Fact: This is a common misconception among customers. What they don’t realize is that according to the 2013 National Survey on Drug Use and Health, nearly 10 percent of full-time workers are substance abusers. Said another way, 68.9 percent of the estimated 15.4 million drug users in the United States are employed either full or part time. Certainly some of these individuals are working in areas where pre-employment testing doesn’t take place. It is also safe to assume that some of these individuals have been able to manipulate their usage patterns to avoid detection or to adulterate the specimen that they give during the pre-employment test. Random drug testing programs offer a deterrent that causes employees to pause when faced with the choice to make a bad decision. While random testing might not always deter addicts, it offers organizations a means to detect use. The deterrent value is the most obvious benefit of a random test because the employee doesn’t know when it’s coming. This can prevent dishonest employees from avoiding, diluting or substituting their specimens.
Myth: An employer cannot prohibit the use of medical marijuana at the workplace.

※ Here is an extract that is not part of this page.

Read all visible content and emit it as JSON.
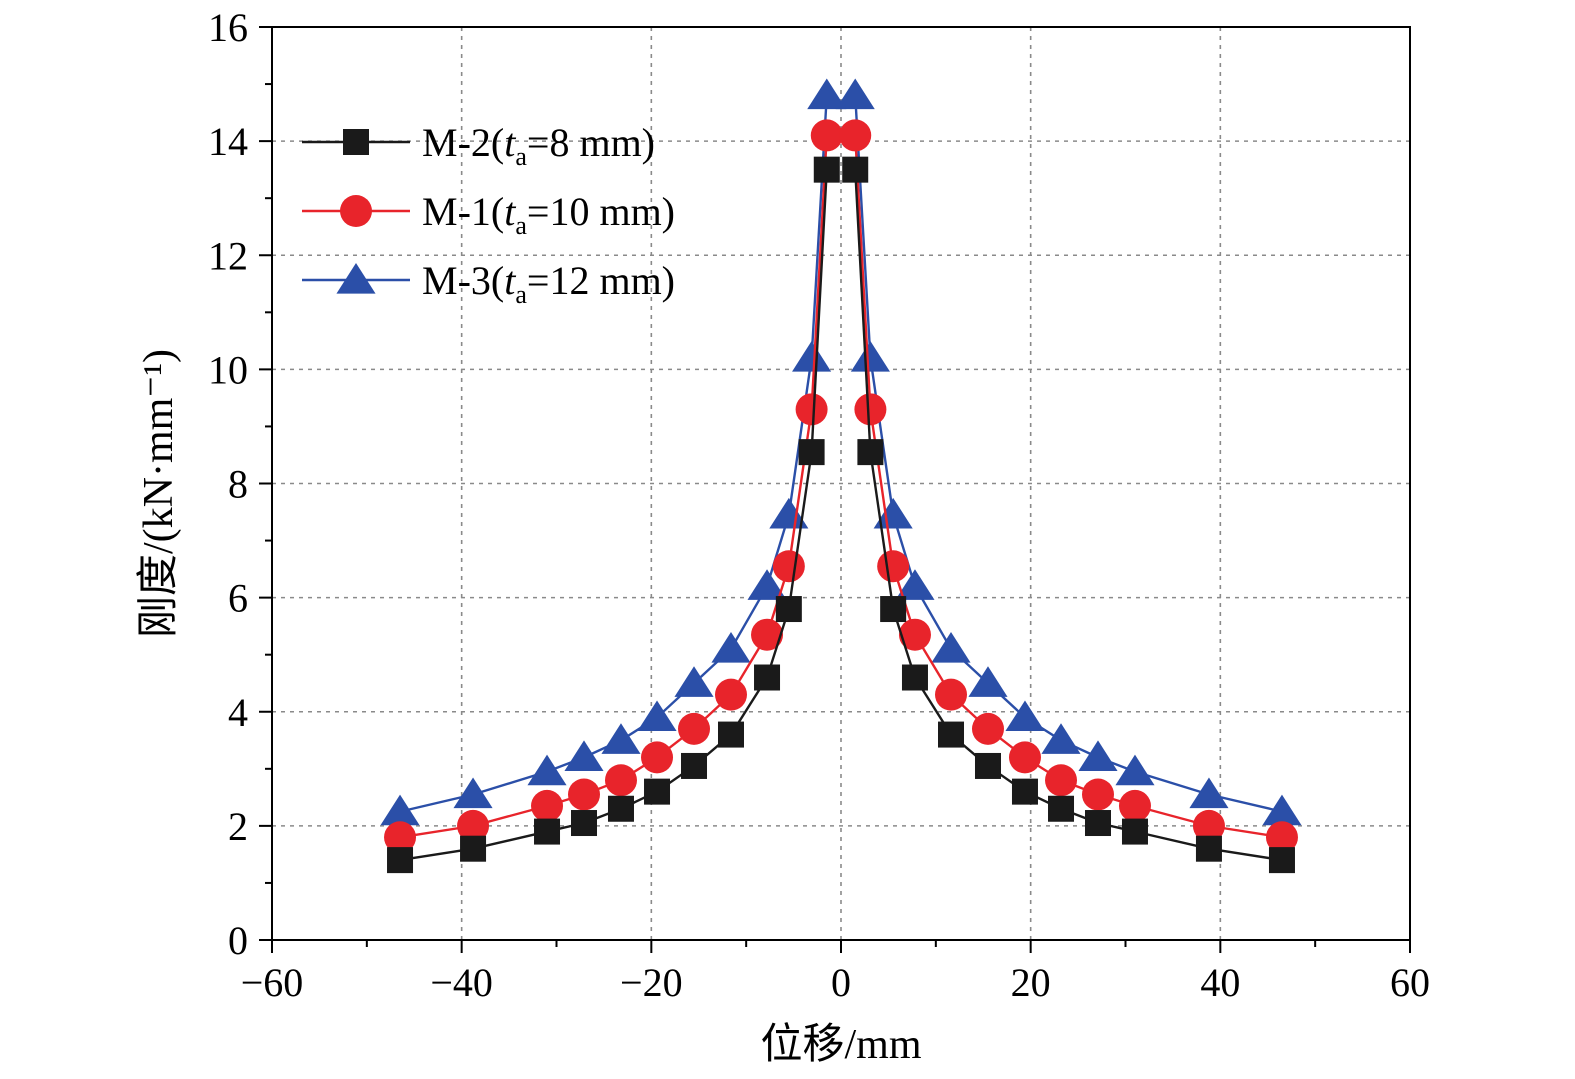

Fact: This is certainly a hot topic in our current environment of relaxed state laws pertaining to marijuana use. Fortunately for employers who want to keep marijuana users out of the workplace, federal law still classifies marijuana as an illegal substance under the federal Controlled Substance Act and, as such, protects employer rights to terminate employment due to marijuana usage—whether it’s medical ORrecreational. The preeminent case occurred in Colorado, and involved a quadriplegic employee who used medical marijuana to control seizures, and who was terminated by DISH Network for failing a random workplace drug test. In 2011, the county court dismissed the employee’s claim that he was wrongfully terminated and should have been protected under Colorado’s Lawful Activities Statute (section 24-34-402.5). That statute protects employees from being terminated for lawful use of marijuana outside the job, where the use does not affect job performance. The county court, however, sided with the employer, stating that Colorado’s Medical Marijuana Amendment only protects an individual from prosecution under state statute but does not make the act “lawful activity.” On appeal, the judge determined that federal law takes precedence over state law regarding marijuana, and Colorado’s Supreme Court followed suit. The Court referenced Gonzales v. Raich (545 U.S. 1(2005)), which stated that “the Supremacy Clause unambiguously provides that if there is a conflict between federal and state law, federal law shall prevail.” Because marijuana consumption was not “lawful” under federal law, Colorado’s Supreme Court sided with DISH Network and upheld Coats’ termination.1
Myth: Oral fluid provides a similar window of detection to urine
Fact: It is widely known in the drug testing industry that oral fluid provides a shorter window of detection when compared with urine. However, some clients see oral fluid as much simpler and less intrusive. It is important that clients are properly informed about using the right tool for the desired outcome. In 2007, Dr. Marilyn Huestis and Dr. Edward Cone published a study, in which they found that “urine testing characteristically provided relatively high detection rates for up to 3 days following drug cessation. In contrast, oral fluid testing typically provided moderate detection rates for 24hours. Detection at lower concentrations generally extended detection times for both oral fluid and urine. In general, it was observed that the use of oral fluid as a specimen for methamphetamine testing provided a shorter ‘window of detection.’”2 In deciding whether to use urine or oral fluid, the client should consider the purpose of the testing, e.g., reasonable suspicion or post-accident testing,and which detection period best meets that purpose, as well as the logistics of collection.